Ask for help if you need it.

“If you don’t understand a lesson, ask one of the other teachers. Not all teachers leave enough material planned. Have some extra activities that you can use as fill in.” —Leah W.

Try collaborative art.

Get the entire class involved on the same project with one of these collaborative art ideas.

Draw boundaries.

“NEVER let students take anything off the teacher’s desk unless you know from the teacher what he or she allows, and ALWAYS leave a note for the classroom teacher!” —Laura R.

Try rewards for good behavior.

“I carry some small prizes. In middle school, I use mechanical pencils. When I ask for them to help clean up, the most helpful ones get a prize! They remember and will cooperate better the next time.” —Seorin Y.

Use the sub tub.

Many teachers leave a sub tub with emergency activities, lesson plans, outlines, student information, and more. Use it! Source: Wife Teacher Mommy

Assign classroom jobs to students.

“I always give the disruptive kids jobs! It helps them to focus.” —Jody H.

Try a team-building activity.

Team-building games and activities are a great tool for helping students learn to work together, listen carefully, communicate clearly, and think creatively. You can get to know them too with one of these team-building games.

Work the room.

“Being up and circulating always helps. Proximity is my best weapon for disarming mischief.” —Eloise P.

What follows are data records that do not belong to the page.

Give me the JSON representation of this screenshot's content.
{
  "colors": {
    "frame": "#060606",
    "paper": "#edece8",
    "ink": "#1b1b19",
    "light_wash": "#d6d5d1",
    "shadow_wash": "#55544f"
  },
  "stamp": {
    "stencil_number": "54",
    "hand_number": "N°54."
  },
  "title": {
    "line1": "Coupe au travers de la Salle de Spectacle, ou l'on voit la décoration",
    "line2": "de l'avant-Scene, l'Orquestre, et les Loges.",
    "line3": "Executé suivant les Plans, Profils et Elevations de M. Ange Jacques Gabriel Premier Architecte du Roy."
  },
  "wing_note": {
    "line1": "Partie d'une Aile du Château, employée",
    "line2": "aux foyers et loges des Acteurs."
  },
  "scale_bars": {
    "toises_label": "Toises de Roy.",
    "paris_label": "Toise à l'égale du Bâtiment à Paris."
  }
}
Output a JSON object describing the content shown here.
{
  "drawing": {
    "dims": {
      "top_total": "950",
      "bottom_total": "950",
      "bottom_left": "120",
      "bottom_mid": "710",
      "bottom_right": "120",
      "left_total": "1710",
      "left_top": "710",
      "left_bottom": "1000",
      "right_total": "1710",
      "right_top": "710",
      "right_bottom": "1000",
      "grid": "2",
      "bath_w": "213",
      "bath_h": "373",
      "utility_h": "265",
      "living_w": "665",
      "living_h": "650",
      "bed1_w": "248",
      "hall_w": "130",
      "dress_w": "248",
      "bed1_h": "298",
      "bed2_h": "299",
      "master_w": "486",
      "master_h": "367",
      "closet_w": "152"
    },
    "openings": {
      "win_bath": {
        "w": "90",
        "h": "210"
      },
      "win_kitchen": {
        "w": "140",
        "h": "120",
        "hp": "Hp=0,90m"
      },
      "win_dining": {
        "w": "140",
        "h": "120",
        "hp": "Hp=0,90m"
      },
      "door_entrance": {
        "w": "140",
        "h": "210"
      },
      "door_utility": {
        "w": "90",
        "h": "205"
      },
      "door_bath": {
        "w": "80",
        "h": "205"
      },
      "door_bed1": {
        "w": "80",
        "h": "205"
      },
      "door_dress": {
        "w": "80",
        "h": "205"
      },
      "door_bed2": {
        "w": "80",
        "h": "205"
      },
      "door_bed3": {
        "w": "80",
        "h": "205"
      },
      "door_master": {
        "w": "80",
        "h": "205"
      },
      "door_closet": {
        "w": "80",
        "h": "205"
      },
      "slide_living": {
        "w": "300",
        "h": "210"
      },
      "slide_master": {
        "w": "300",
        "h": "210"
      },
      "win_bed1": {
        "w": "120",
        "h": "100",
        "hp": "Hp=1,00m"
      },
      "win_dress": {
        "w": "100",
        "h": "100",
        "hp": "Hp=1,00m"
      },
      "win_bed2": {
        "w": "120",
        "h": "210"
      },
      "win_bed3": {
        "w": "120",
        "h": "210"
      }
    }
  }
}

Try these sponge activities!

“Madeline Hunter created the term sponge activities to describe ‘learning activities that soak up precious time that would otherwise be lost.’ The best sponge activities are fun and engaging and have an academic component without seeming too ‘school-ish.’  That’s my favorite way to use an extra five minutes!”

Dress the part.

“I always try to dress professionally but comfortably. I like to be dressed as nicely as the best-dressed teacher.” —Lori Z.